I don't think it's a good idea to underestimate viruses. They can become epidemic, sweep through a population, and kill the majority, or even everyone, in a community. Polio had become a mild, universal disease by the nineteenth century that everyone got permanent immunity to (at least to the serotype in their community) from mild or subclinical disease. Other factors potentiated it to make it a sometimes paralyzing disease, occasionally killing. But other viruses have not become domesticated as polio had, and in the future there will probably be new viruses and new epidemics of very dangerous diseases. In that case, vaccines will have an important role to play, but homeopathic nosodes may have an even more important one, and be much safer.

Twyla

A cliffhanger!

Gary Ogden

Maurine Meleck: You've made a good point that cannot be overemphasized. It is a mistake to believe (for belief it is, not science) that microbes play a primary causal role in infectious diseases, any more than the mistaken belief that cholesterol causes atherosclerosis. Polio virus, such as it is (I'm a skeptic of the entire field of virology, and rightly so, I think), is ubiquitous in the human gut. The paradigm of infectious diseases is sorely in need of a major shift. Science (and medicine) advances one funeral at a time, so I suggest not holding our breath. Dan: another gripping chapter in the saga. Thanks!

Dan Olmsted

Good point Maurene. It may turn out that some of the remedies used to treat it actually brought on poliomyelitis...

Maurine Meleck

just a FYI-the majority of people who contracted the polio virus had little or no side effects. In other words, their immune systems basically fought it off. The most common benign side effect was a case of a few days of persistent diarrhea.(so maybe not just the milk).

Benedetta

Almost all diseases in humans came from cross overs from other species of animals. Which I know we all know from listening to the CDC warning us that something is coming at us from birds, swine, bats, and meer cats in Biblical proportions.

If live long enough I suppose this new ability to do -sequencing will give us a lot of answers. It has been made cheap and fast ;we might really link some amazing things together. We already , I think, guessed right that there are endless viruses and bacteria in endless animal reservoirs, all ready to be carried by vectors if environmental barriers are removed

. It does come to my mind that the Mini Ice Age beginning in the 13 century, humans had no control over, as it drove small mammal reservoirs from Magnolia, and the steppes of Russian onto a population of humans weakened by the lack of food which was again the fault of a Mini Ice Age.
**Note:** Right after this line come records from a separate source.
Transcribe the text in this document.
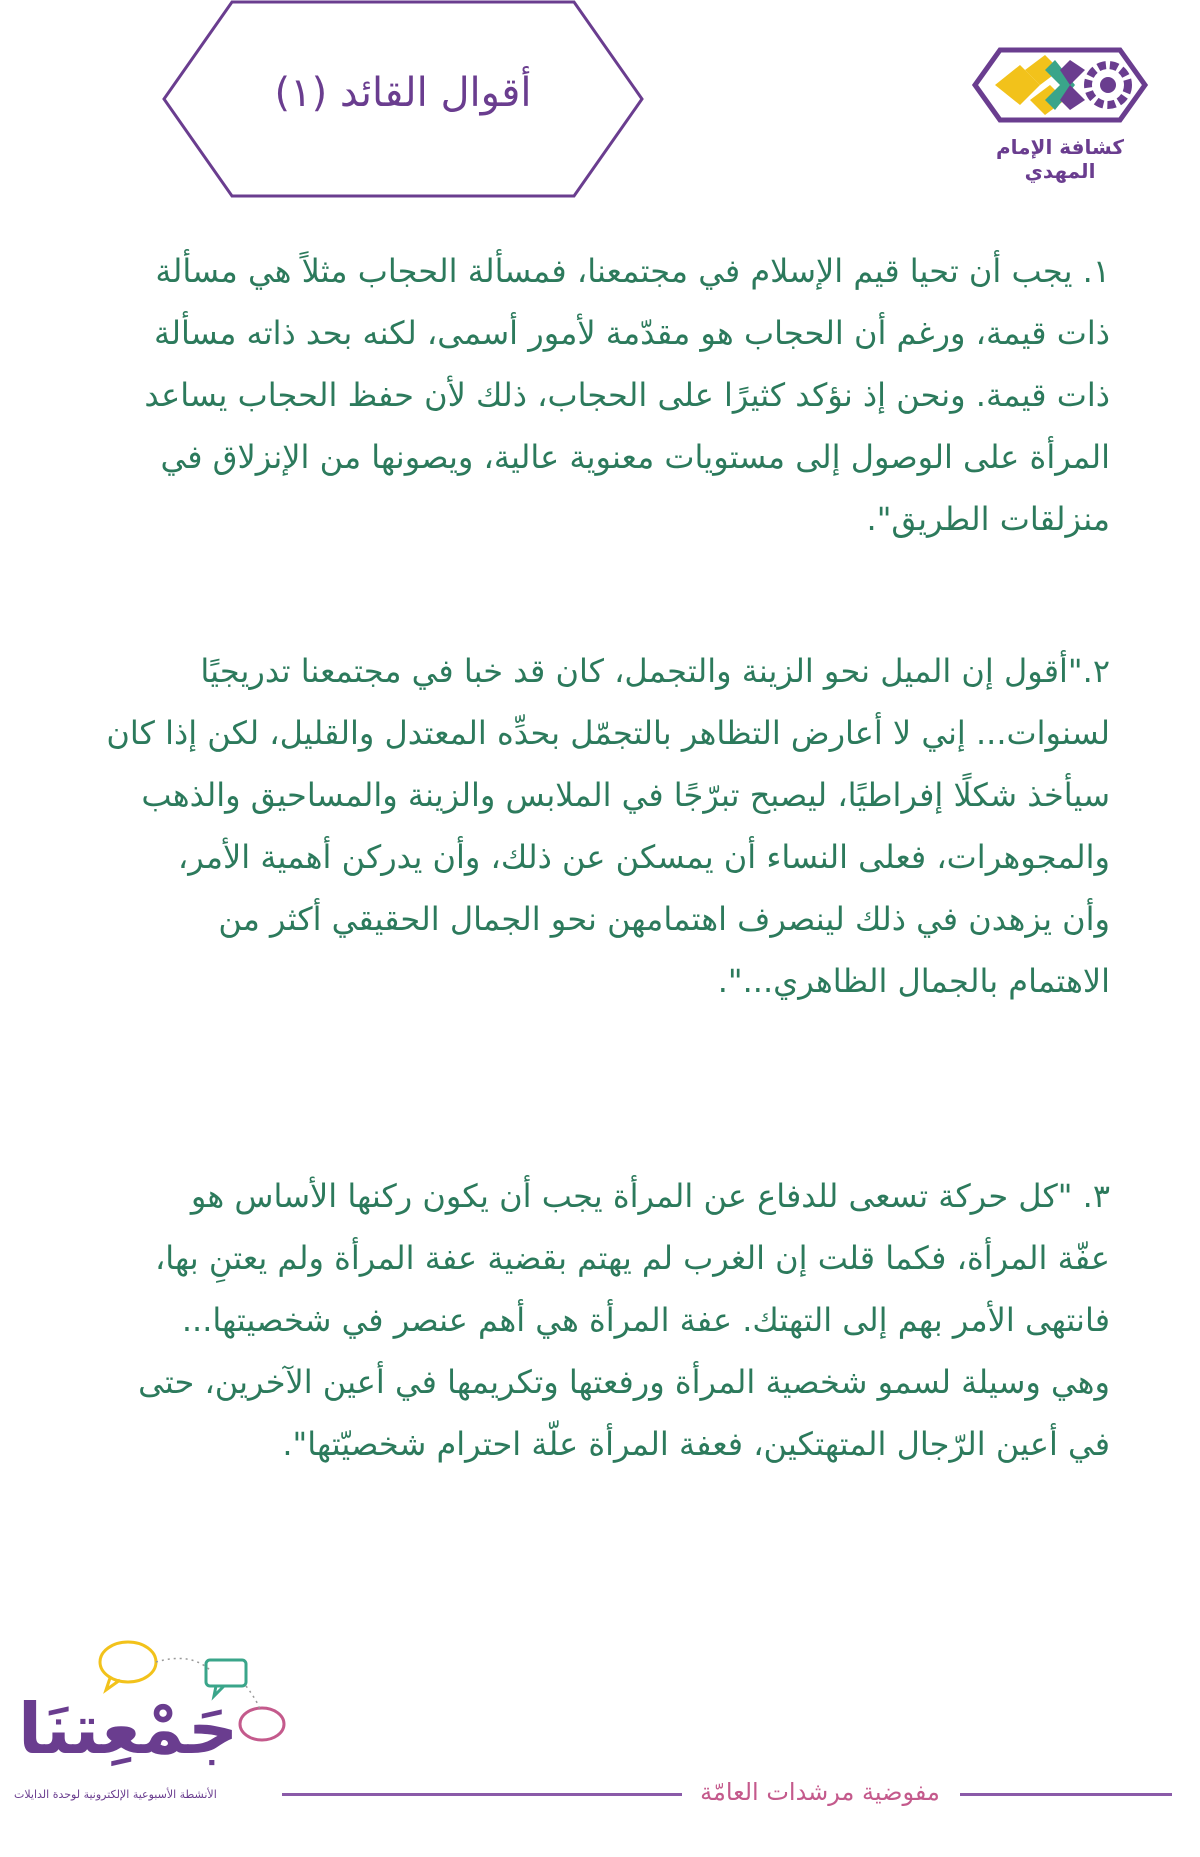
أقوال القائد (١)
كشافة الإمام المهدي
١. يجب أن تحيا قيم الإسلام في مجتمعنا، فمسألة الحجاب مثلاً هي مسألة
ذات قيمة، ورغم أن الحجاب هو مقدّمة لأمور أسمى، لكنه بحد ذاته مسألة
ذات قيمة. ونحن إذ نؤكد كثيرًا على الحجاب، ذلك لأن حفظ الحجاب يساعد
المرأة على الوصول إلى مستويات معنوية عالية، ويصونها من الإنزلاق في
منزلقات الطريق".
٢."أقول إن الميل نحو الزينة والتجمل، كان قد خبا في مجتمعنا تدريجيًا
لسنوات... إني لا أعارض التظاهر بالتجمّل بحدِّه المعتدل والقليل، لكن إذا كان
سيأخذ شكلًا إفراطيًا، ليصبح تبرّجًا في الملابس والزينة والمساحيق والذهب
والمجوهرات، فعلى النساء أن يمسكن عن ذلك، وأن يدركن أهمية الأمر،
وأن يزهدن في ذلك لينصرف اهتمامهن نحو الجمال الحقيقي أكثر من
الاهتمام بالجمال الظاهري...".
٣. "كل حركة تسعى للدفاع عن المرأة يجب أن يكون ركنها الأساس هو
عفّة المرأة، فكما قلت إن الغرب لم يهتم بقضية عفة المرأة ولم يعتنِ بها،
فانتهى الأمر بهم إلى التهتك. عفة المرأة هي أهم عنصر في شخصيتها...
وهي وسيلة لسمو شخصية المرأة ورفعتها وتكريمها في أعين الآخرين، حتى
في أعين الرّجال المتهتكين، فعفة المرأة علّة احترام شخصيّتها".
جَمْعِتنَا
الأنشطة الأسبوعية الإلكترونية لوحدة الدايلات	مفوضية مرشدات العامّة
They said they can identify even the smallest population of microbes now, but they are quick to point out that is all - it does not tell them their preferred environment, or life cycle or anything else.

Manipulating the immune system with a vaccine as we all know here is not possible.
It is going to take knowledge , and not some CDC telling us to get our vaccines and sneeze inside our arm at the elbow.

And this blood sugar high and then dropping in human beings making people's immune systems weak is very interesting.

I wonder what kind of animal lived in the sugar cane fields that might carry a virus very similar to polio? A mouse, a toady frog, perhaps a fox, or maybe a free ranging hog?

So much to know, and since Dr. Walkfield's observation that if trends continue as they are right now by 2030 half the population will have autism - time is running out.